Going Home - Doris May Lessing [47]
5
For two weeks I had been meeting Partners, Useful Rebels, Interracialists and supporters of the new anti-colour-bar society, Capricorn. I had attended a Capricorn meeting addressed by Colonel Stirling and Laurens van der Post and seen something that would have been impossible eight years ago: a white audience applauding a black man. In 1943 a few members of the Labour Party held a meeting in a Native Township where such matters as the Passes Act and the Destocking Act were discussed. This meeting caused such a furore among the citizenry, such a flood of newspaper leaders, angry letters signed ‘Pro Patria’ and anonymous letters that ultimately it led to the breaking up of the Labour Party. A decade ago the Labour Party split on the issue of whether there should be an African Branch of the party. Now, in 1956, I heard five hundred applauding speeches about racial harmony; and all the political parties court African membership. Day and night I had been besieged by people who wished me to report that Partnership was an honest policy—people who believed, or rather wished to believe, that it is.

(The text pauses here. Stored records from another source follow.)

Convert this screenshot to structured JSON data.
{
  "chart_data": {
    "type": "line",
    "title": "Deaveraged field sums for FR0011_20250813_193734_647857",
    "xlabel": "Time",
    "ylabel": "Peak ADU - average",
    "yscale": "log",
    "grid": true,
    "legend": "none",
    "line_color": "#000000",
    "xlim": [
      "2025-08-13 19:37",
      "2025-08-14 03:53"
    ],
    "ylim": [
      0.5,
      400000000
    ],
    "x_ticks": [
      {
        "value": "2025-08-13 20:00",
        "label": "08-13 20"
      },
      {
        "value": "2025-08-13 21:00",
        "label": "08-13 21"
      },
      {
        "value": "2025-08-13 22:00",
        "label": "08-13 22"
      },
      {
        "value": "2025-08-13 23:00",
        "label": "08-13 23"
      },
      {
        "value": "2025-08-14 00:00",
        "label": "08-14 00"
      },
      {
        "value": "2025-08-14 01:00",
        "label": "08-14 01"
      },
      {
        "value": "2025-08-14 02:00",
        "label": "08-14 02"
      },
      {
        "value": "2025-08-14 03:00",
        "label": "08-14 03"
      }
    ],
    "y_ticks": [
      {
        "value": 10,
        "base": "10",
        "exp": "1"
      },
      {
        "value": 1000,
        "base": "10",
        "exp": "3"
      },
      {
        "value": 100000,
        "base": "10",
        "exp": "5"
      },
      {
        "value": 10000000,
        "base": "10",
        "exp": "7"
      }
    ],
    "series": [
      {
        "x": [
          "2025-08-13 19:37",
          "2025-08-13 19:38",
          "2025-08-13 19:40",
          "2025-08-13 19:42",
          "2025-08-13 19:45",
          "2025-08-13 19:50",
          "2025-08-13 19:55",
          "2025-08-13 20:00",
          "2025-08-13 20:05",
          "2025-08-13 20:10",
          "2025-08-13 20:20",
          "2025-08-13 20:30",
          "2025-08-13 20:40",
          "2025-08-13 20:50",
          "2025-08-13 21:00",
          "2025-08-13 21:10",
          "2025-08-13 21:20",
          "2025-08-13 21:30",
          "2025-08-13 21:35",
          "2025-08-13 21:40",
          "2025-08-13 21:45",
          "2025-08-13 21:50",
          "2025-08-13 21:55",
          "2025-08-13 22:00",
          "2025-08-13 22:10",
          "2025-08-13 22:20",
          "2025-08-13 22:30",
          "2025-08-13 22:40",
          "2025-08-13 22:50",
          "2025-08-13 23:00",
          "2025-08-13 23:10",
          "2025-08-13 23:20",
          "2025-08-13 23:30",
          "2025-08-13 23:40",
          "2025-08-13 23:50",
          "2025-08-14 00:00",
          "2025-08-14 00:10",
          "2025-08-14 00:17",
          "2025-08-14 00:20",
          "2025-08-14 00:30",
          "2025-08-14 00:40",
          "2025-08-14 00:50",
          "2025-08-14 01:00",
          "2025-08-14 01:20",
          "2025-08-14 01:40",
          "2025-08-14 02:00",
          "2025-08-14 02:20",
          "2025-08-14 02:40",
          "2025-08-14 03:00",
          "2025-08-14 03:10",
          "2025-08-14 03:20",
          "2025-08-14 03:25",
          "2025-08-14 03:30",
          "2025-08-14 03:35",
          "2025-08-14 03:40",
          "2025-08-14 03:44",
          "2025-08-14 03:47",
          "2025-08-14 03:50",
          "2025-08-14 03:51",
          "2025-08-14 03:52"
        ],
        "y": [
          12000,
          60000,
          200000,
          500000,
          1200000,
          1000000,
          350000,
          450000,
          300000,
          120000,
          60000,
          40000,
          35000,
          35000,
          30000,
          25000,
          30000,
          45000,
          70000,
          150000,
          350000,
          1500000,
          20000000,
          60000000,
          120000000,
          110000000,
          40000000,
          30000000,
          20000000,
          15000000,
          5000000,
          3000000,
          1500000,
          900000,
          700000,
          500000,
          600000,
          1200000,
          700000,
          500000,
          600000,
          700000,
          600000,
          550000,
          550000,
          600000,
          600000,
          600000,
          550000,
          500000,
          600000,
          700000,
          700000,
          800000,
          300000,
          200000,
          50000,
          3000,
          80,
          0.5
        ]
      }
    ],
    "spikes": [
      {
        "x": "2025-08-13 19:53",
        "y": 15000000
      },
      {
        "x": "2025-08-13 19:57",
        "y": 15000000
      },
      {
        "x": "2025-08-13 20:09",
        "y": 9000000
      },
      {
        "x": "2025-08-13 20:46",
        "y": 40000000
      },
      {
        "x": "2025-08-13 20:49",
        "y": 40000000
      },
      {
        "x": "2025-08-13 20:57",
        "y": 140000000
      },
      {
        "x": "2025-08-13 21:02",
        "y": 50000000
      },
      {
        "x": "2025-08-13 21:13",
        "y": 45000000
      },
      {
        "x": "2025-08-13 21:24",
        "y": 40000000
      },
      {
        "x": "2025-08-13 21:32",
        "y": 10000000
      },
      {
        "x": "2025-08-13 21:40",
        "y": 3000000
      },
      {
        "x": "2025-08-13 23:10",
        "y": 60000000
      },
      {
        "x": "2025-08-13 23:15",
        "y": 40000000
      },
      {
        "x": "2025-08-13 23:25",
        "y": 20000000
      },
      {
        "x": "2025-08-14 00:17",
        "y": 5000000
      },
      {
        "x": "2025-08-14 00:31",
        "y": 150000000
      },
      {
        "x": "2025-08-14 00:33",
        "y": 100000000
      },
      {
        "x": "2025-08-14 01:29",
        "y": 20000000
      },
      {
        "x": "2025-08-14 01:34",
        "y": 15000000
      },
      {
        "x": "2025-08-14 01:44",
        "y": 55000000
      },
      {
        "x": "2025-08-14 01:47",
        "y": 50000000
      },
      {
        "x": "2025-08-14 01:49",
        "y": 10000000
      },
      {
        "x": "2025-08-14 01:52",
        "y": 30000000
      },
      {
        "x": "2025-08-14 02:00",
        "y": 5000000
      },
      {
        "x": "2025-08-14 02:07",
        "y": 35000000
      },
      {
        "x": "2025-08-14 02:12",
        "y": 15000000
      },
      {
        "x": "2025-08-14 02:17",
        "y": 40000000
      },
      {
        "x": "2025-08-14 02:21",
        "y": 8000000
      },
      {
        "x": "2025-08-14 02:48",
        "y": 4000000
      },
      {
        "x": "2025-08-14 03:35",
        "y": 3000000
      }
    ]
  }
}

I never did believe it to be true that one has to live in a country to understand what is happening in it. I believe it even less now. One cannot be brought up the daughter of a white settler with impunity; and it is hard to withstand the persuasions of old friends whom one not only likes but respects.
In short, I was on the verge of succumbing to the blandishments of what must be the most effective public relations officers in the world, both official and self-appointed, when I met an old African friend to whom I confessed my state of mind.
He listened with the sardonic good humour with which Africans meet the involuted defences and rationalizations of their white allies, and told me to go off and have another look at the Land Apportionment Act.
He also said that having worked in the Union as well as in Southern Rhodesia he infinitely preferred the Union; and so did most of the Africans he knew who had the opportunity to compare them. ‘Apartheid’, he said, was an honest word, exactly describing the segregation patterns of the Union and also of Southern Rhodesia. ‘Partnership’ was a typical bit of British hypocrisy. There was nothing he disliked more, he said, than the British liberal, having his cake and eating it; give him the Nationalists every time—they said what they thought and meant. They were honest opponents.
This upset me. I had not suspected that the ghost of a perverted patriotism still lurked among the meshes of the stern pattern of my Socialism; I did not like to think of British Africa being worse than Nationalist South Africa.
But I exorcized the ghost, and set myself to ask all the Africans I met, who knew South Africa, which they preferred. They all said that within the segregation patterns, which were identical, there were much better amenities for Africans in the south: they could shop, for instance, being served on equal terms with the whites. The colour bar was much less rigid. There were hotels and restaurants on a civilized level—only a few, but better than nothing, and there was nothing in Southern Rhodesia.
So I restored myself by a couple of evenings with the Land Apportionment and other Acts.
Briefly, then: Southern Rhodesia has modelled itself on the Union: a law passed down south is always passed within a year or so in Southern Rhodesia, under a different name. The Land Apportionment Act is the basis of Southern Rhodesia policy, as the Group Areas Act is in the Union. In both countries land is parcelled out into areas called Native and European. In Southern Rhodesia only 46 per cent of the land still remains to the Africans. (Whereas in Northern Rhodesia and Nyasaland about 5 per cent has been taken from them.) Since Partnership, this basic segregation has been hardened, not relaxed. Thousands of Africans have been forcibly moved off ‘European’ land, where they had been living for generations, into Reserves.